Friday, April 17, 2009

when negative space is poetic

Sharpie-wielding cartoonist, writer, designer, and poetry revelator Austin Kleon has been on my radar for several months now. His style is to me one of raw vibrance, at times venturing into tidy chaos. His work conveys a sense of immediacy and of calm nonchalance, which together suggest that making art for this artist is as natural and essential as breathing. It reminds me that we are all artists with the capacity to create; sometimes it just takes a bit of extra effort to discover what one's inner artist wants to create, and what language it will use.


Look past the illusion of empty simplicity in Austin Kleon's drawings, and then among what appears to be clutter—but turns out to be mostly pure energy—you'll see that he's included exactly the right number of details. 


Take, for instance, this sketch of Andrew Bird's stage setup at an Austin City Limits taping last month. 


by Austin Kleon (Licensed under Creative Commons. image source)



Black lines on off-white paper. Stage rim. Speakers, amps, microphones. Drumset. Keyboard. Lighting equipment and a twirly-swirly backdrop. Yet amid the typical items, the merely structural and the exuberantly expressive penstrokes, you'll see two important things: the iconic tape-looping double-phonograph turntable (I don't really know what to call that thing but it screams Andrew Bird) and what's that? yes, the sock monkey tour companion. How can you not love that?


As a side project, the Austin-based artist (yes, that's right. kind of like if I lived in Davis) started carving poems from newspaper articles with a black Sharpie marker. His Newspaper Blackout Poems caught the eye of the press (there's something charmingly meta about that) and took off. I won't rattle off the list of media mentions here, but suffice it to say that they're big. Oh, and HarperCollins is publishing a book of them, slated for release early next year. 


You may know that April is National Poetry Month.


What you may not know is that April is also International Newspaper Blackout Poetry Month.


I finally got around to trying my hand at it. I foresee more experimenting (and maybe posting) in the future; for now, here are a couple of the initial results. They don't really make sense, and my Sharpie gave up the ghost halfway through the second blackout, so it ended up as a mixed media piece. Anyway, I hope that they inspire you, in the way that they make you say, 'Hey, I could do better than that.' And then you do.





If you want to see good Newspaper Blackout Poems, check out Austin Kleon's blog. He's posting a poem every day for the entire month of April. 

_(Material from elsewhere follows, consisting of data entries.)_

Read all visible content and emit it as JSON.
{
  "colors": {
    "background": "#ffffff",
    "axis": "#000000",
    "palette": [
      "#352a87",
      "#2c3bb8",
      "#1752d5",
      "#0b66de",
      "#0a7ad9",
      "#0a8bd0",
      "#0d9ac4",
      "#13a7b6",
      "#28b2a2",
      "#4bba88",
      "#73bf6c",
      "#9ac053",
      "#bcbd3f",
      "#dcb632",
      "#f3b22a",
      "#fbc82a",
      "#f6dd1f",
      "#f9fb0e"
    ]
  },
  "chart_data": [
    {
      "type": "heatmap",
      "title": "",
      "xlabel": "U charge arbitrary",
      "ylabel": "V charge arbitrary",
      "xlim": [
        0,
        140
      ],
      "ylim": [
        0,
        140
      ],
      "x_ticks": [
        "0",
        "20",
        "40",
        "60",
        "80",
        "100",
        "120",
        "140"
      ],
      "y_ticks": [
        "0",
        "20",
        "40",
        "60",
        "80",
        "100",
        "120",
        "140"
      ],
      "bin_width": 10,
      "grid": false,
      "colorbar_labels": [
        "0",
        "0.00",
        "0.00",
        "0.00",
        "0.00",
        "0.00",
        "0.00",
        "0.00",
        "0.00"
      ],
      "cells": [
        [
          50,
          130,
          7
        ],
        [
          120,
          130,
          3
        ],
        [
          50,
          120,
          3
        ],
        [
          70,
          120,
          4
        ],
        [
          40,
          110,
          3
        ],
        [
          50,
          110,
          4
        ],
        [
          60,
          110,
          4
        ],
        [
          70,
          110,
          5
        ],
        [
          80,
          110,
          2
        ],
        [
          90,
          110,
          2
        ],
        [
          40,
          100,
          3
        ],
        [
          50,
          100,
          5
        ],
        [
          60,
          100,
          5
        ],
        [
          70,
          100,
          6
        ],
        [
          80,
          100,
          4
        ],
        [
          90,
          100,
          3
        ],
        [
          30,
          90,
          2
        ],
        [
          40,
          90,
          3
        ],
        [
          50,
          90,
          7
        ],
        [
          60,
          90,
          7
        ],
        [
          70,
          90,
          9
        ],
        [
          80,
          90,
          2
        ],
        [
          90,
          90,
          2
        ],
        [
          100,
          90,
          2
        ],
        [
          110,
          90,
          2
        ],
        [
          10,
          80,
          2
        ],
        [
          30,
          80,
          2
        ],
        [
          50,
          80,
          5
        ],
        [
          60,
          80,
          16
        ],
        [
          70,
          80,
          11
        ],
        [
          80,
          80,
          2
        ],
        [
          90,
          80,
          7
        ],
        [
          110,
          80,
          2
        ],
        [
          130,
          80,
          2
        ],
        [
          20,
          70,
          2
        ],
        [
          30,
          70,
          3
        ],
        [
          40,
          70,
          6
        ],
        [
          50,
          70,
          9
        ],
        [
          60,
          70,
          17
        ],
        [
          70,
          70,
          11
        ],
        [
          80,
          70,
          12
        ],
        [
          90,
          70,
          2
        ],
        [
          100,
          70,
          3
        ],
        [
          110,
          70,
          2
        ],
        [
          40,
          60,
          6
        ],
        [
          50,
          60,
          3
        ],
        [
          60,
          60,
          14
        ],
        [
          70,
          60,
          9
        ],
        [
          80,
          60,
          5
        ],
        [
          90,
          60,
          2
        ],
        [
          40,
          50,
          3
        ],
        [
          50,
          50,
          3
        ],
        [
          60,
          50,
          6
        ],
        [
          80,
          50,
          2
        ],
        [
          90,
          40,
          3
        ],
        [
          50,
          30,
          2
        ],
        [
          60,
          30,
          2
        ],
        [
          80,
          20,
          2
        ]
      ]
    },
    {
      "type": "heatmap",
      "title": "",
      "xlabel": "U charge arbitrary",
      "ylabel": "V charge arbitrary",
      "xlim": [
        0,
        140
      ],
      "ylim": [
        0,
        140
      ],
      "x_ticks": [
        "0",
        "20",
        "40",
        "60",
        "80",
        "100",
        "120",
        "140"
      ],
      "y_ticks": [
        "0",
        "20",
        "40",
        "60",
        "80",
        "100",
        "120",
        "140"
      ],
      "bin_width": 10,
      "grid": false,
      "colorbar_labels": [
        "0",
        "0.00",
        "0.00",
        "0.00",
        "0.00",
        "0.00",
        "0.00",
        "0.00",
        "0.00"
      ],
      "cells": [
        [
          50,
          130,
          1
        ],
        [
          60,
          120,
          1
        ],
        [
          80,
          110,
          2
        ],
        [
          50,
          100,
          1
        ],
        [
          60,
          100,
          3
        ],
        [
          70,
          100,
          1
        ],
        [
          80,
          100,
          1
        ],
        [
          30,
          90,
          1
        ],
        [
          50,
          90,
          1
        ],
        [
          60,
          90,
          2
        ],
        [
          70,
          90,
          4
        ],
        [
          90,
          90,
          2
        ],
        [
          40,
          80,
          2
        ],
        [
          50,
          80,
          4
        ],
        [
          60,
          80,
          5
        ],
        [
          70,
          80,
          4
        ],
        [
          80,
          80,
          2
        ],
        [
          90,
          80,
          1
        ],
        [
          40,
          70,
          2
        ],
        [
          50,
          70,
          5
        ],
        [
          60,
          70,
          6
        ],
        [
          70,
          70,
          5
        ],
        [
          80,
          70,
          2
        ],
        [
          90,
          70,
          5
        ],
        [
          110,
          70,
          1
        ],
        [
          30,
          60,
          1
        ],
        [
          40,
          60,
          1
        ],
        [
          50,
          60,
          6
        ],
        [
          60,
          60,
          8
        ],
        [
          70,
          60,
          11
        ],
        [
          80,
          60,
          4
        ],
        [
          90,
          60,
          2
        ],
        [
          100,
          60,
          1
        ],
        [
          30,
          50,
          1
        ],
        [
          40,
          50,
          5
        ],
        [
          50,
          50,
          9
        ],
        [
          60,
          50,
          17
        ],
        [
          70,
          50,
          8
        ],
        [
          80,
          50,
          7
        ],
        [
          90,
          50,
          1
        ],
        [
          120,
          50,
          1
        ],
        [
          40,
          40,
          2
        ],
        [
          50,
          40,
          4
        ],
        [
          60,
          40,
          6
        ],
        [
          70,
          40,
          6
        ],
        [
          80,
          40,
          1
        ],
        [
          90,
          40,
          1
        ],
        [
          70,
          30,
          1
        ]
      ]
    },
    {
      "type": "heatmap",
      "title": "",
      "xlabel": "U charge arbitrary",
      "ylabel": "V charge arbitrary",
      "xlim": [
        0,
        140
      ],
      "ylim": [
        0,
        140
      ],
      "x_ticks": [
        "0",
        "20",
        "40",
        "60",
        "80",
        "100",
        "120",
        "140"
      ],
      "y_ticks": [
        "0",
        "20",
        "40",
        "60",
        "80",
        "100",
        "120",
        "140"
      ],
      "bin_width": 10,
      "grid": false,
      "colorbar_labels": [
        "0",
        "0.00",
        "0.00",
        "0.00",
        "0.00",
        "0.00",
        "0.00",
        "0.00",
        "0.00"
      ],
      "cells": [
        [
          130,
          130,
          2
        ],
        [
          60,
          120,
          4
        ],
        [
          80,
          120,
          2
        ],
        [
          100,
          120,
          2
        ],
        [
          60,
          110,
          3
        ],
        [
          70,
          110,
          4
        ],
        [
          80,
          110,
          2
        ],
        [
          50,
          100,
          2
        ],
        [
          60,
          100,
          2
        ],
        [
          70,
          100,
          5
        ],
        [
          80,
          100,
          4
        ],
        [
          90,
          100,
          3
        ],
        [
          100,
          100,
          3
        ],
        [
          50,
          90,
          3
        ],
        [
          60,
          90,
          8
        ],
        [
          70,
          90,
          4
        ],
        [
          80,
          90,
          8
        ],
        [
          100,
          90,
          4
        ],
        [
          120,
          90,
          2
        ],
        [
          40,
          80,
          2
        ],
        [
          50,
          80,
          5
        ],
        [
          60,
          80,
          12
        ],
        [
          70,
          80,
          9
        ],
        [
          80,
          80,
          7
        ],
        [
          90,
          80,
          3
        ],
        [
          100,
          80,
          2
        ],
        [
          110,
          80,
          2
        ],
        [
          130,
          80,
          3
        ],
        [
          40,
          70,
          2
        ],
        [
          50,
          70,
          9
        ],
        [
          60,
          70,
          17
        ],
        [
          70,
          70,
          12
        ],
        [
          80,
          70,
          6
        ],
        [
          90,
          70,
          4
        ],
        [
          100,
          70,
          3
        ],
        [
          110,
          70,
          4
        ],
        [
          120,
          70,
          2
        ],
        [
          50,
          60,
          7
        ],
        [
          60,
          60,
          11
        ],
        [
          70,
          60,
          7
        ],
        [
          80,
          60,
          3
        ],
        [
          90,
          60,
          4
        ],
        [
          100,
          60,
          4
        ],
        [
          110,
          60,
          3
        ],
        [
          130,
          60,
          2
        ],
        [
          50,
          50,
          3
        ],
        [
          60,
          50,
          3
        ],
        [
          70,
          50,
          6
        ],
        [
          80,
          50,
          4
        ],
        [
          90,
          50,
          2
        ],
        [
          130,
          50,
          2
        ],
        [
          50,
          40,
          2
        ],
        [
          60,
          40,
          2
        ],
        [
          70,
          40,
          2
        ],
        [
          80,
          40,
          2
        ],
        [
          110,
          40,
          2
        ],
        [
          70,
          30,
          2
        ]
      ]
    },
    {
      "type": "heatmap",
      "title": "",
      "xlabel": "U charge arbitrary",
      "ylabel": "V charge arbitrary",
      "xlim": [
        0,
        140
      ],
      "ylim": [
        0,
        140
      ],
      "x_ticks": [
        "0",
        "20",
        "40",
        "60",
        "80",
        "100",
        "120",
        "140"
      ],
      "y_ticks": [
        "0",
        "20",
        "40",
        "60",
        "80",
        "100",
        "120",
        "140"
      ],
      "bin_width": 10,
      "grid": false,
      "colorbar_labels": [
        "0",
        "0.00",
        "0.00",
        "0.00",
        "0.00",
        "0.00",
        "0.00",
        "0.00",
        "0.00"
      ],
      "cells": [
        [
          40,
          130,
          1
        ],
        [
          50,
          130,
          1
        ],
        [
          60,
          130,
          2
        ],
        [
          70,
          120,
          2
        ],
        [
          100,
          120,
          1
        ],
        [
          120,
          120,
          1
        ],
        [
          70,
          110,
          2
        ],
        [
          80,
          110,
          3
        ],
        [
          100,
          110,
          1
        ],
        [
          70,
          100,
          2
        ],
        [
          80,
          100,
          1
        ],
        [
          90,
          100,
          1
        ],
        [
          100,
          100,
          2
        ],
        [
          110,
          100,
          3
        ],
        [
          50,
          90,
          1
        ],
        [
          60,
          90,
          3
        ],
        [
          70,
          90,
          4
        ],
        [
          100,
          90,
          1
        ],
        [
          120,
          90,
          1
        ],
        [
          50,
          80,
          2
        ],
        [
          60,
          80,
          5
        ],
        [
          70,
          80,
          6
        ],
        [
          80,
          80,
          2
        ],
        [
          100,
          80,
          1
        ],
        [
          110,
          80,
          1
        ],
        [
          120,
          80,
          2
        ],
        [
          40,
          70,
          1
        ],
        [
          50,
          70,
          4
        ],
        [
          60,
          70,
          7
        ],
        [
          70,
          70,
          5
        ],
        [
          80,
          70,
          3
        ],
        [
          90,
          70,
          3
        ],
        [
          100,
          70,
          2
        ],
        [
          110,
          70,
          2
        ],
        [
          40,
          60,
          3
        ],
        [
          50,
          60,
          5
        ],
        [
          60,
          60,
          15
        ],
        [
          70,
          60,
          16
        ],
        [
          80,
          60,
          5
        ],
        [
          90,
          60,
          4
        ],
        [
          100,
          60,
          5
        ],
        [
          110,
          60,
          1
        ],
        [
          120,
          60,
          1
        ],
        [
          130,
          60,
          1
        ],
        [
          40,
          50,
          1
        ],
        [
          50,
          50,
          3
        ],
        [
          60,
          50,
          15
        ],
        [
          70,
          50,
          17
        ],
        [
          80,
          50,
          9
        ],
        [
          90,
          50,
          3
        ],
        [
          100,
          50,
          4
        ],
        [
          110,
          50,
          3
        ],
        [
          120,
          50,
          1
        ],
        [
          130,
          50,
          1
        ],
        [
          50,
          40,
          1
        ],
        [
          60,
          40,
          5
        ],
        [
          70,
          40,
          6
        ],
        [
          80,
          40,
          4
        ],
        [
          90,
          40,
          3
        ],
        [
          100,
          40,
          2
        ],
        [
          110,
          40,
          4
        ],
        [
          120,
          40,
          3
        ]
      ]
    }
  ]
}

And don't be afraid to unleash a black marker on a page from your local paper. If you live near a certain private university at the foot of a certain mountain range in a certain western state that on a map appears to be about to chow down on the unsuspecting state immediately to the northeast, please, get a copy of the school paper and go to it. I don't know how you can pass up that potential on the page of Letters to the Editor.